Flávio Lauria é Administrador de Empresas e Professor Universitário

Meus filhos ainda pequenos, traçavam os caminhos mais difíceis. Limitado à linearidade de minha lógica, não entendia, e reclamava, quando eles subiam e desciam nas calçadas ou pelos lugares mais íngremes e perigosos, andando em círculos… Achava que eles complicavam tudo, quando podiam percorrer caminhos simples e diretos. Do alto de minha ignorância não compreendia o que se passava naquelas cabecinhas, desestimulando a aprendizagem que nelas se processava, para a complexidade da vida adulta. As crianças não enlouquecem com a mescla que fazem entre o real e o imaginário. Nós, adultos, é que e aplicamos a lógica formal em nossas vidas. No nosso imaginário, porém, sabemos que, sem trama, não há novela. Conhecedor e artista dessa dedução, o autor de novelas percebe, melhor que ninguém, a luta pelo reconhecimento e pelo poder, bem como a ânsia de felicidade e de amores impossíveis, que habita o interior das pessoas. E, quando permite que fulano case com cicrana e sejam felizes para sempre, decreta o fim da novela.

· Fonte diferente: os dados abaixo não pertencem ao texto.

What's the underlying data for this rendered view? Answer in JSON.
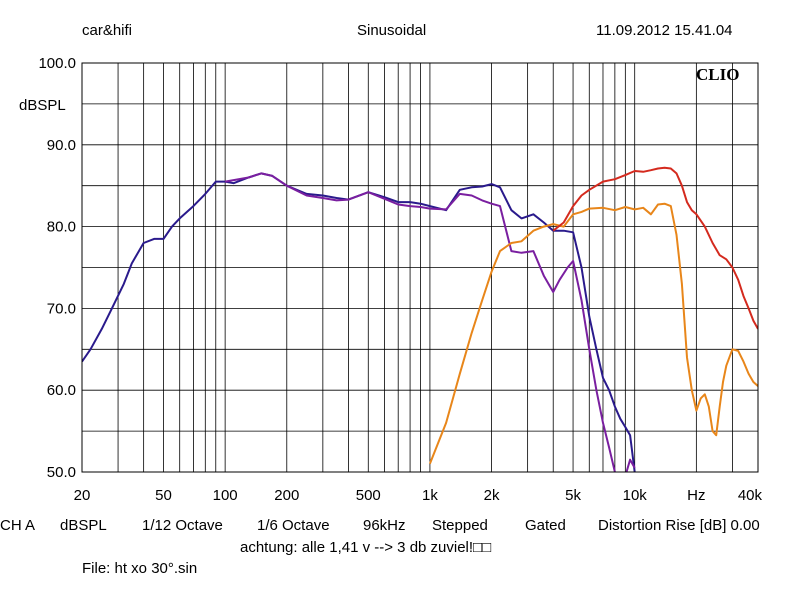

Nossa vida é constituída por uma rede de relações. Suponhamos o caso mais comum, de fazermos uma clivagem nessa relação, e estabelecemos um mundo, rígido e louco.

Exemplo de quem trabalha numa organização, pública ou privada. A pura e simples aplicação da lógica linear à vida dessas pessoas, e de suas relações, cobra um preço muito alto para a sanidade delas e para a eficiência do próprio sistema. Vistas apenas como peças descartáveis, perdem em criatividade e produtividade. Instala-se, então, um círculo vicioso: improdutivas e descomprometidas porque desrespeitadas em sua dignidade e desrespeitadas porque improdutivas e descomprometidas.

Por onde começar o rompimento dessa lógica que mata as organizações? Pela quebra do paradigma da simplicidade da vida. A vida é complexa e continuará assim, por mais que queiramos modificar seu perfil. Precisamos aprender a buscar o melhor a partir dos recursos que temos. Não podemos idealizar um ser humano inexistente, desprovido de conflitos, sonhos e interesses. Da mesma forma que os velejadores, precisamos despertar para a necessidade de trabalhar a energia que procede de ventos contrários. A força da gestão estará no manuseio adequado das velas e não na mitológica manipulação dos ventos.

A quem caberá a iniciativa em favor do comprometimento e da produtividade nas organizações? Literalmente, a todos. O êxito ou o fracasso delas será, também, o de seus integrantes. Necessário ater-se à delicadeza do material humano e a sua sensibilidade ao que há de mais sagrado entre seus valores: o respeito à própria dignidade. Mas que seja recíproco. Um valor que não tem preço. Kantianamente, tratar e ser tratado como fim em si mesmo, e nunca como objeto. Uma exigência que se aplica a chefes e a subordinados. Indistintamente. Preservada essa dimensão, do respeito, todas as outras questões assumirão uma menor amplitude.

A ética na gestão não poderá ser apenas normativa, apontando o certo e o errado no comportamento e nas atitudes das pessoas. Deverá superar o paternalismo, justificável apenas na relação entre pais e filhos (pequenos). E primar pelo respeito à autonomia moral dos indivíduos, sejam eles chefes ou subordinados. Nesse novo paradigma, os verbos conquistar, argumentar, convencer, coordenar, deverão prevalecer sobre ordenar, comandar e obedecer. A obediência cega não gera talentos, o respeito às diferenças, os estimula.

A uniformidade não favorece o crescimento pessoal nem organizacional. Tampouco o egoísmo e o descomprometimento. É preciso aprender com o mundo lúdico das crianças e com sua liderança espontânea: singulares, produtivas, criativas e comprometidas com o que fazem, mesmo quando, a nossos olhos, andam em círculo. E rever valores, abrindo-se à contribuição do outro e dos outros, para a conquista dos objetivos que deverão ser de todos.